Nonexistent Rape as Failure of Sexuality

One of the most predominant themes in both Forster's Passage to India and Eliot's Wasteland is a glaring lack of fertility and sexuality, represented both in the characters, their relationships, and the setting. In Passage of India, there is a complete and utter failure of female sexuality. Mrs. Moore and Adela feature as the only women, with a fleeting look to Aziz's wife in purdah. Aziz encounters Mrs. Moore in a mosque, and while their conversation is lively and exciting, Aziz is crestfallen when he discovers she is old. In an instant, she loses all that Aziz was attracted to in the preceding moments. Adela is often described as ugly, like in the courtroom, and Aziz comments openly on her lack of voluptuousness. Men, on the other hand have been delineated often in overtly sexual tones, Aziz as a beautiful man and the pankha wala as a God. Therefore, it can be argued that the lack of an actual rape in the story serves as a reinforcement of this theme. It is not that there is an absence of rape; it is that Adela imagines a rape and eventually is proven wrong. In a twisted way, the stereotype of a native man pursuing a white woman sexually represents thriving sexuality; what Forster creates here is the opposite.

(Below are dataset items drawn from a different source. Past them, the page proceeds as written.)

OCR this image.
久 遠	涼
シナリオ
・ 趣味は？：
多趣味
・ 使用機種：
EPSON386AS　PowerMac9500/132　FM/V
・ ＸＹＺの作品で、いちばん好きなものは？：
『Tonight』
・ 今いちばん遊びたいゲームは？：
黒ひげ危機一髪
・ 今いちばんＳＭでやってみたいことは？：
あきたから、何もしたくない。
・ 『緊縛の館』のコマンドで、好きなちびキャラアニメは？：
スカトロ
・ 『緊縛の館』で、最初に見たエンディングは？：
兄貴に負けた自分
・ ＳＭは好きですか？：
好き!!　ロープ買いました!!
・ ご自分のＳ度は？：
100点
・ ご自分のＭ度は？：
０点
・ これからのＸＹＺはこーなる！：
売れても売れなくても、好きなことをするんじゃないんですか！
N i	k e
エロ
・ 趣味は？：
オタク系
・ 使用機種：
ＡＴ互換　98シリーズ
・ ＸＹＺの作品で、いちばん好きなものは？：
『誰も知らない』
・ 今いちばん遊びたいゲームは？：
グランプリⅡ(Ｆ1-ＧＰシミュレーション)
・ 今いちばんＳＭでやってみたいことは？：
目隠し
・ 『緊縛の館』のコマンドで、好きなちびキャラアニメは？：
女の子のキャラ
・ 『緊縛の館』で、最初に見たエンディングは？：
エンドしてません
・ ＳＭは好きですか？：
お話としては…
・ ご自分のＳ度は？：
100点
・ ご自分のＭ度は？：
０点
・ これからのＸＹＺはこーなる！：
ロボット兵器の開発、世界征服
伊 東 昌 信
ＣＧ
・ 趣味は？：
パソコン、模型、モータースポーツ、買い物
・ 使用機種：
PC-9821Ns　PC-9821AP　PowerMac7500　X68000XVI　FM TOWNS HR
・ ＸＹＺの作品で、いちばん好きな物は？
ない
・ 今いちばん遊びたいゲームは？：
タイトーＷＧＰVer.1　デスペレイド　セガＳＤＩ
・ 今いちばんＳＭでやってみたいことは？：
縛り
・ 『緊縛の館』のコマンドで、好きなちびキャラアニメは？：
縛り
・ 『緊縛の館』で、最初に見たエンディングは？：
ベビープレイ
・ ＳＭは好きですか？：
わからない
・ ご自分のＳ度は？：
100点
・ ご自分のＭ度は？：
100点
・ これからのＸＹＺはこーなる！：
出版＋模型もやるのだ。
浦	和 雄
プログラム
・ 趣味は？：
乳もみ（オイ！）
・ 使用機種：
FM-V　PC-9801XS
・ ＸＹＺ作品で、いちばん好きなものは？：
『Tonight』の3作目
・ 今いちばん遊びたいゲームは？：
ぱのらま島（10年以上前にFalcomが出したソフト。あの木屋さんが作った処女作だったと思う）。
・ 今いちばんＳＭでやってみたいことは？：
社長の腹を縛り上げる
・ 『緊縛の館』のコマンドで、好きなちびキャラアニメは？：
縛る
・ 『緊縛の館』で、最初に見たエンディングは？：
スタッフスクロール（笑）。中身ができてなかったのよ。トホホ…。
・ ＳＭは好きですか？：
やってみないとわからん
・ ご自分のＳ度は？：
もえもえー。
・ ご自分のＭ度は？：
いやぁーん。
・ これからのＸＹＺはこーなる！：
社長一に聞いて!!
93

Contrasts can be drawn with this and Alexander Pope's 'Rape of the Lock'. It makes into an epic an incident where a suitor cuts off a lock of hair of the woman he desired. The language and imagery epitomizes this breach and frames it in the language of an elaborate rape. This is not how it is in Forster's work. Even when Adela believes that the rape has happened, she can never explain it, all she can articulate is about a feeling and an echo; intangible, vague occurrences which make the rape anything but a sexual act. The scene in the Marabar caves is abrupt, short and the only object of conflict are binoculars. In fact, in the courtroom, people are heard to counter the possibility of the rap merely because Adela is so unattractive. It is much like the scene of the affair of the typist in 'Wasteland' in the sordid apartment building with the 'assault', 'groping' and 'patronizing kiss'. While Eliot illustrates a failure of (female) sexuality in this and the bar scene, Forster chooses to do this through a failed, imaginary rape.